Prices for chicken and other proteins have been inflated in the U.S. due to labor shortages at processing plants. Strong demand from at-home cooks is a factor, but restaurant chains are competing in chicken wars. At the same time, the supply has been constrained as farmers scramble to rebuild their flocks – many of which were decimated by winter storms in February.

Middle-class families in the U.S. are not going hungry as food prices rise, but millions of individuals are.

Before the pandemic, about 35 million Americans were already considered food insecure, or lack consistent access to enough food for all the members of a household. Amidst the huge spike of joblessness brought about by the COVID-19 recession, the number jumped to 45 million or more than 13 percent of the population. (Related: Surging food prices force restaurants to increase cost of menu items.)

Analyst: Price increases may continue in next two years

Grocery prices are trending upward the entire year, and steady price increases may be the new normal. Phil Lempert, an analyst and food trends expert, said that people are going to continue seeing price increases in the next two years or so.

In the decade before the pandemic, year-over-year price increases have been around 1 percent for food at home. Meaning, July’s 2.6 percent increase is more than double of what people are accustomed to.

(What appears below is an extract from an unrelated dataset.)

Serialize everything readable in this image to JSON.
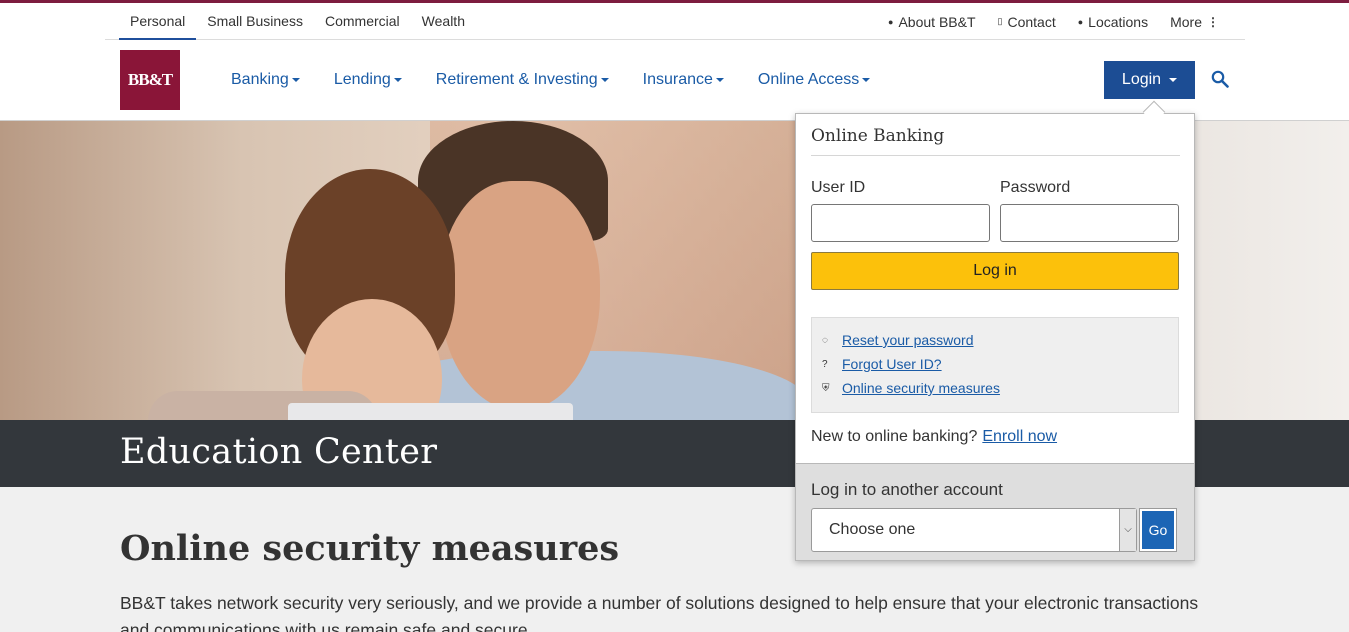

In many cases, these price increases are probably overdue.

Agricultural commodity prices have been on the rise in the past year due to the conditions surrounding the growing season and the buying trends. For example, China is buying raw commodities such as soy to be used as animal feed. Pork and chicken prices are also on the rise as raising animals continue to become more expensive.

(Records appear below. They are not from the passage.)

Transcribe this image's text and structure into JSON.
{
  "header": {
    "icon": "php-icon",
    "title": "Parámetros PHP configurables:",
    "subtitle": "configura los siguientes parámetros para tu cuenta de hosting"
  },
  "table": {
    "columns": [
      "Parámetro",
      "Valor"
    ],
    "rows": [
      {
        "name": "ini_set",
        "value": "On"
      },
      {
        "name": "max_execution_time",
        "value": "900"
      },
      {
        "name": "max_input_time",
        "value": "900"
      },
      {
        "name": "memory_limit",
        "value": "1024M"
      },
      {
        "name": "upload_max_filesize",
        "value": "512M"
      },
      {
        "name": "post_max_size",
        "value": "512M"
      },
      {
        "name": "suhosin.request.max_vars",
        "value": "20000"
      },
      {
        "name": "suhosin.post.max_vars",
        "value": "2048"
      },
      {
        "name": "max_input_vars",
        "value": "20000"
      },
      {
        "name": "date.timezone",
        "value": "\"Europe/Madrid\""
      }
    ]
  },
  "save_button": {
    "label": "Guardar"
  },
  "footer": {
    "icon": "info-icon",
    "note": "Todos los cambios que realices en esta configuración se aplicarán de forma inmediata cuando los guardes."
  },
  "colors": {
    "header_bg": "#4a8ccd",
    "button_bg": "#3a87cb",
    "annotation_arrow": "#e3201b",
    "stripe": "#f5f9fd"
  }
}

The raw price of producing crops and animals on the farm is only a fraction of the total cost consumers pay, but energy, transportation and labor costs also factor in. All of those aspects have seen rise in costs. Gasoline prices have risen 41.8 percent since July 2020 and there are not enough truck drivers to transport food.

Labor costs also play a role. Wages have been increasing in both food processing and retail, adding to the end cost for consumers. “It’s probably the case that if we want the kind of labor that we’ve come to expect in the foodservice sector and food processing, then [employers] are probably going to have to pay a little more,” Lempert said.

Consumers on a tight budget are now considering spending more time shopping around and looking through weekly ads to compare prices. Drugstores, for instance, have milk typically priced cheaper than supermarkets.

More and more consumers are also switching to less expensive products to keep food budget on track. Grocery delivery services are now being avoided as customers have to pay additional delivery charges, fees and tips. Oftentimes, items are also priced higher in grocery delivery services than on physical shelves in the store.